Sonrasında ‘büyümek’ başlar, yürümek başlar. Hele bir doğmayagörelim: İlle de büyürüz, yürürüz; üstelik giderek hızlanarak, koşarcasına … Belli bir yaştan sonra ‘büyümek’ yetersiz kalır, ‘yaşlanmak’ işbaşındadır artık. Kimilerinin: “Yaş almak” şeklinde adlandırmayı tercih ettiği ve olabildiğince uzun olması istenen-dilenen bir dönemdir bu … Bir bakmışsınız, büyüdüğünüz yılların üstünden, sanki bir anda 50, 60, 70 yıl geçivermiştir. En sık kullanılan sızlanma cümlelerimizdir artık: “Zaman uçup gitmiş”tir. Şarkılara-türkülere yazılan sözler arasında en çok dikkat çekenidir: “Zaman sanki bir su gibi akar” ve pekçoğumuz da bu akışa şaşarız … Aslında bu duruma ‘şaşırmak’ değil de ‘ah ahlanıp vah vahlanmak’ eşlik eder daha çok. ‘Vah ki ne vah’tır rüzgar gibi geçen zamana … ‘Başımızdaki duman’ olarak tanımladığımız gençlik dönemi, esip duran ‘kavak yelleri’ ile dağılmış gitmiştir. Pek çoğumuz için ‘o güzelim gençlik günleri’ öyle ya da böyle heba olmuş bitmiştir …

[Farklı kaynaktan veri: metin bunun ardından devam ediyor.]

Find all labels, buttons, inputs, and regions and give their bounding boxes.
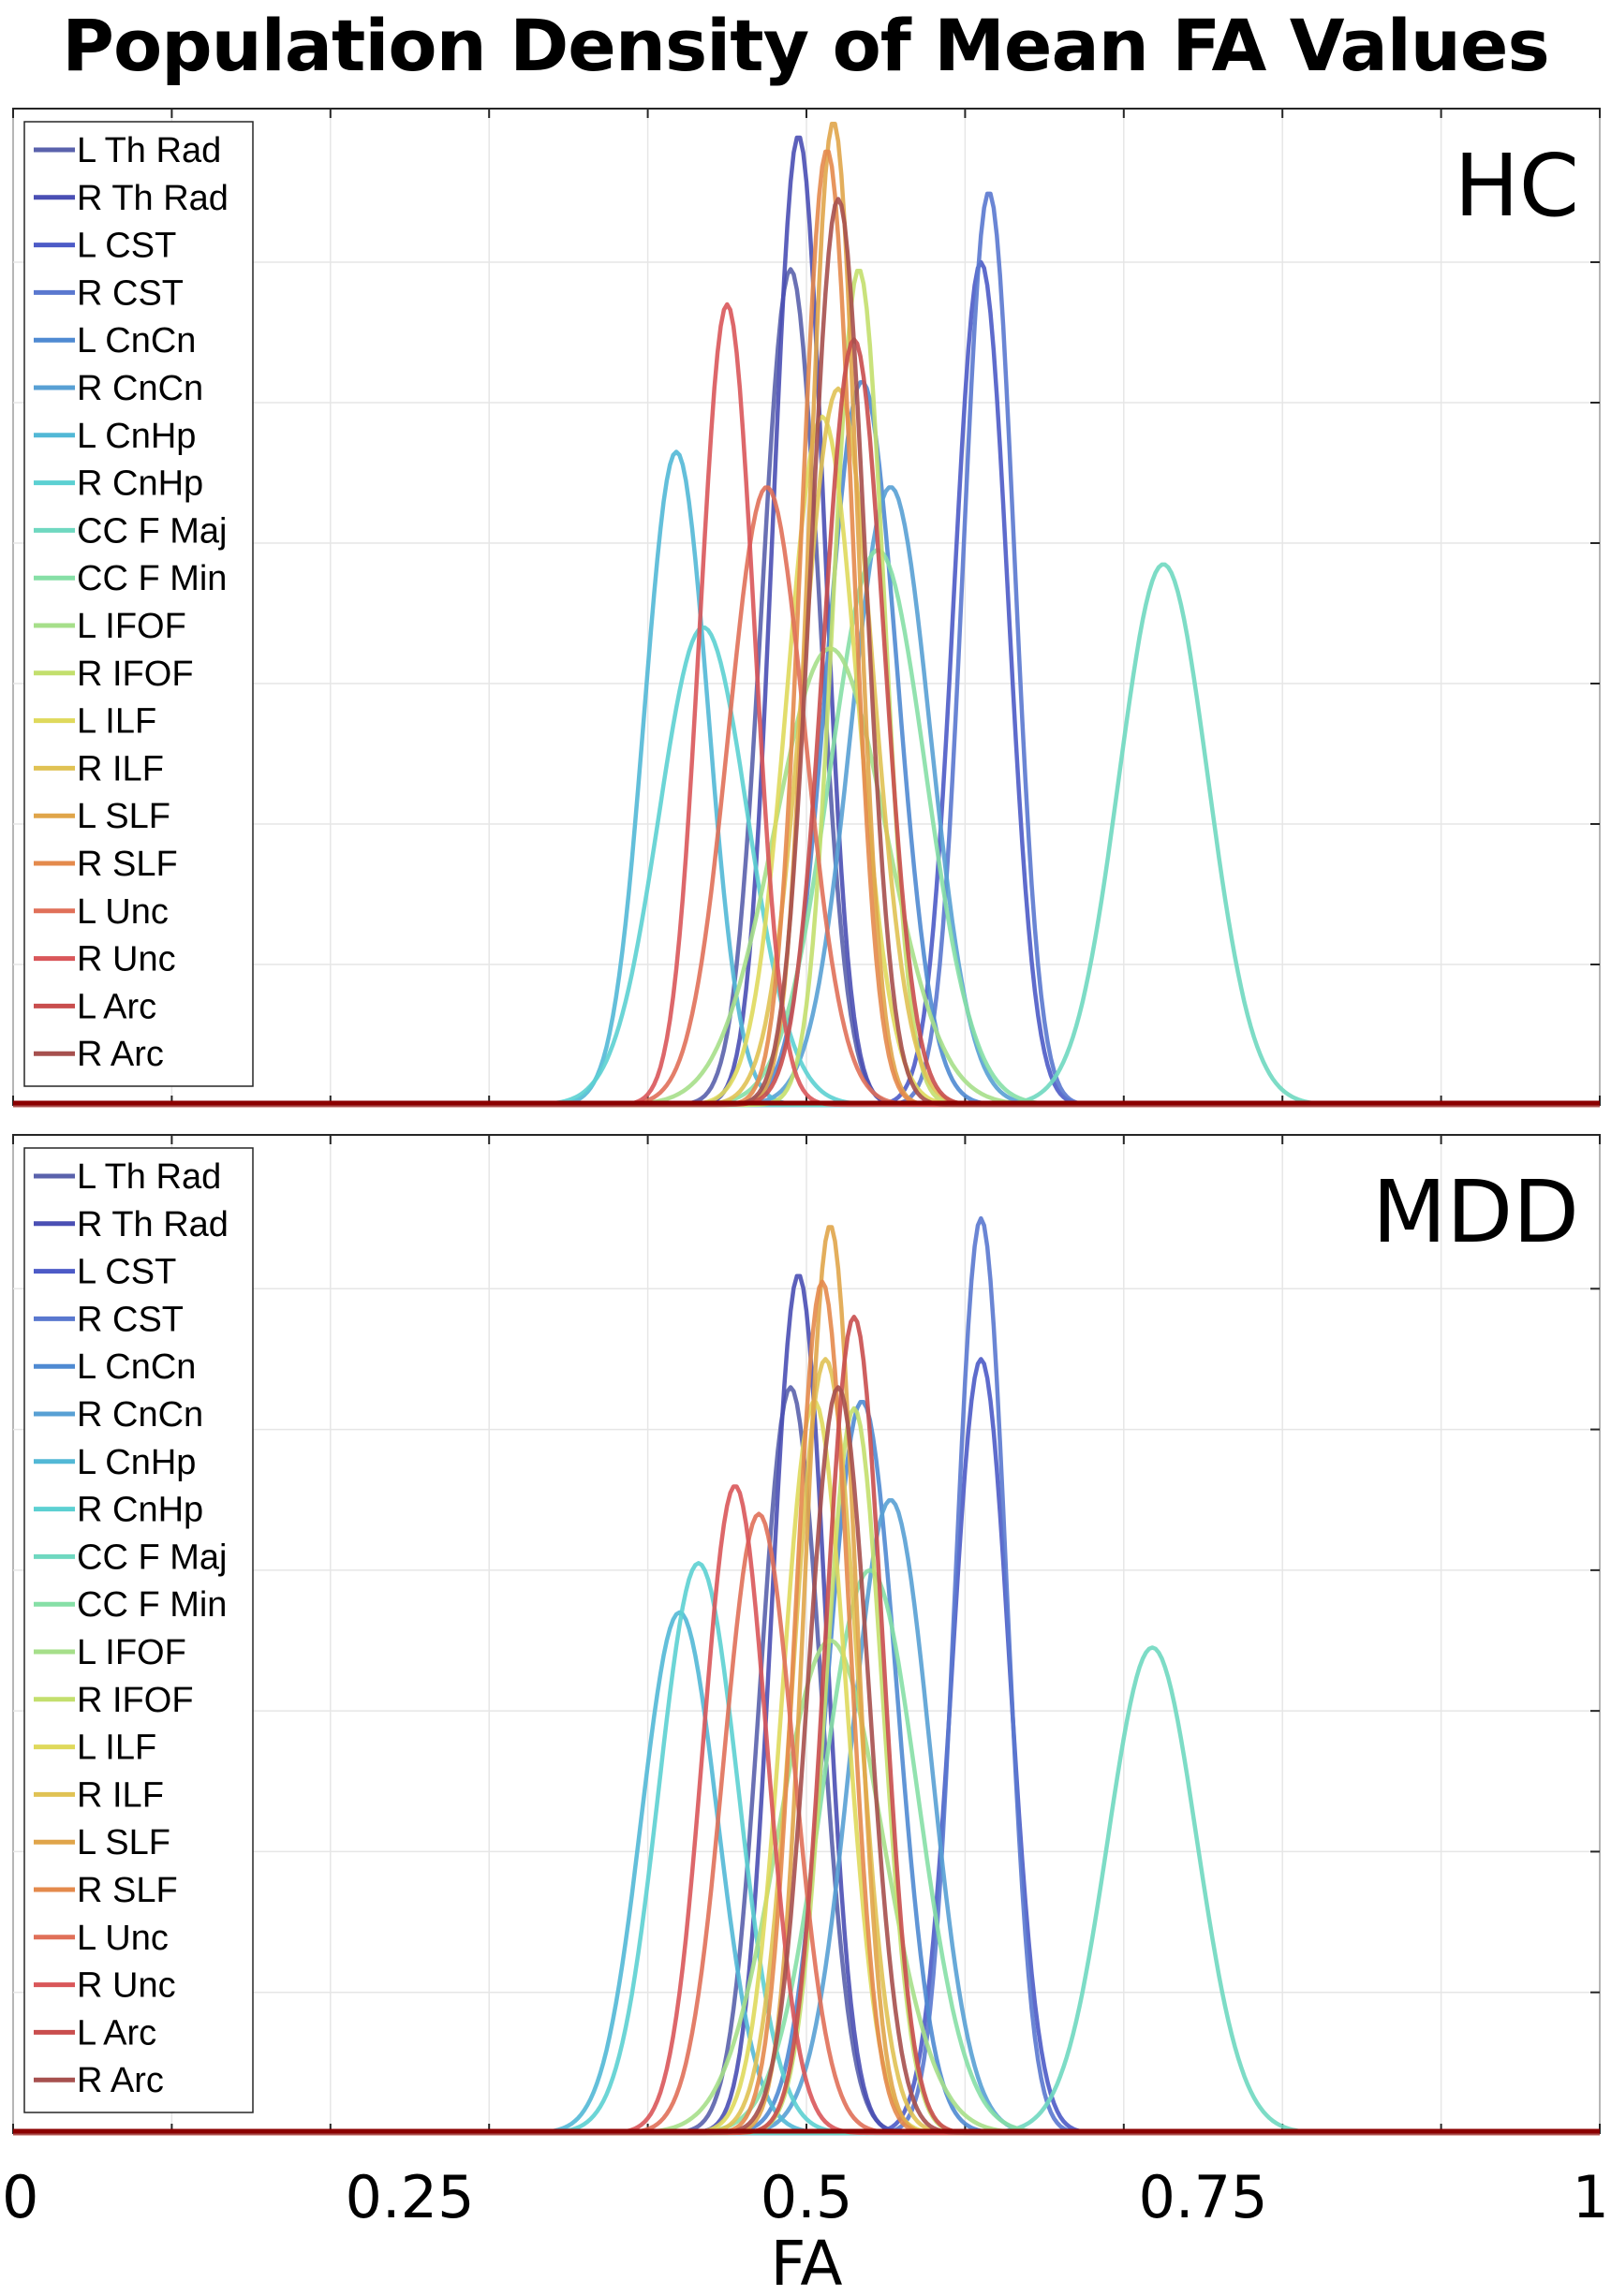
legend-entry: L Th Rad [77,131,221,170]
legend-entry: R CnHp [77,464,203,504]
legend-box [23,121,254,1087]
legend-entry: L Arc [77,987,156,1026]
legend-entry: R Th Rad [77,1205,229,1244]
x-tick-label: 0.75 [1138,2163,1267,2231]
legend-entry: L ILF [77,1729,156,1768]
legend-entry: R Unc [77,1966,176,2006]
legend: L Th Rad R Th Rad L CST R CST L CnCn R CnCn L … [23,121,254,1087]
x-tick-label: 1 [1573,2163,1609,2231]
legend-entry: CC F Min [77,1585,227,1625]
legend-entry: L IFOF [77,607,186,646]
legend-entry: CC F Min [77,559,227,598]
x-axis-label: FA [770,2228,842,2296]
legend-entry: R Unc [77,940,176,979]
legend-entry: R CnHp [77,1491,203,1530]
legend-box [23,1147,254,2113]
x-tick-label: 0.5 [761,2163,853,2231]
legend-entry: R IFOF [77,655,194,694]
legend-entry: L CnHp [77,417,196,456]
legend-entry: R CST [77,273,184,313]
legend-entry: L Th Rad [77,1157,221,1197]
legend-entry: R ILF [77,1775,164,1815]
legend-entry: L CST [77,227,176,266]
panel-mdd: MDD L Th Rad R Th Rad L CST R CST L CnCn R CnC… [12,1134,1601,2136]
legend-entry: L ILF [77,702,156,742]
legend-entry: R SLF [77,845,178,884]
legend-entry: L CnCn [77,321,196,361]
panel-label: MDD [1372,1162,1579,1262]
legend-entry: R IFOF [77,1681,194,1720]
legend-entry: L CnCn [77,1347,196,1387]
legend-entry: R ILF [77,749,164,788]
x-tick-label: 0.25 [345,2163,474,2231]
legend-entry: L SLF [77,797,170,836]
legend-entry: R Arc [77,1035,164,1074]
legend-entry: L Unc [77,1919,169,1958]
legend-entry: L Unc [77,892,169,932]
chart-title: Population Density of Mean FA Values [62,4,1549,87]
legend-entry: R CnCn [77,1395,203,1435]
legend: L Th Rad R Th Rad L CST R CST L CnCn R CnCn L … [23,1147,254,2113]
legend-entry: R Th Rad [77,179,229,218]
legend-entry: L Arc [77,2013,156,2053]
legend-entry: CC F Maj [77,511,227,551]
legend-entry: L CnHp [77,1443,196,1482]
legend-entry: CC F Maj [77,1538,227,1577]
legend-entry: R CnCn [77,369,203,408]
x-tick-label: 0 [2,2163,38,2231]
legend-entry: L IFOF [77,1633,186,1672]
legend-entry: L SLF [77,1823,170,1862]
panel-label: HC [1455,136,1579,236]
panel-hc: HC L Th Rad R Th Rad L CST R CST L CnCn R CnCn… [12,108,1601,1108]
legend-entry: R SLF [77,1871,178,1910]
legend-entry: R CST [77,1300,184,1339]
legend-entry: L CST [77,1253,176,1292]
legend-entry: R Arc [77,2061,164,2100]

‘İnsan ne için yaşar’ sorusunun o kadar çok yanıtı vardır ki, çoğumuz için ‘o yanıtlardan’ birkaçı bulunana kadar süreniz dolar, ‘boşluk(lar)’ büyür, taşar; yapabildiğiniz pek çok hesap şaşar ve olup bitenler göz göre göre boyunuzu aşar, yetişemezsiniz … Sonrası: Mutluluklarla hüzünleriniz kolkola yürür. Önce gözleriniz, ardından ezberleriniz bozulur, göremezsiniz, bilemezsiniz. Bir türlü durduramadığınız nelerse artık, yorulursunuz. Kimlik-kişilik özelliklerinize göre, örneğin: “İstikbalim olmasa ben yapacağımı bilirdim ama” deyip duran ‘nabza göre şerbetçi’ ya da ‘şıracılara şahitlik eden bozacılar’dan oluverir, bir o yana bir bu yana savrulursunuz. Bir türlü durduramazsınız kendinizi, toparlanamazsınız … Böyle böyle geçmişse geçmişiniz, size anımsatılanlardan ya da anımsadıklarınızdan kaçıp kurtulamayacağınız için kaybolur gidersiniz. Böylece ‘yok hükmü’nden ‘hükümlülük’le geçen, hiçliklerle tükettiğiniz ‘çıkmaz zaman çukuru’na düşersiniz. Yoksunuzdur. Bitmiştir.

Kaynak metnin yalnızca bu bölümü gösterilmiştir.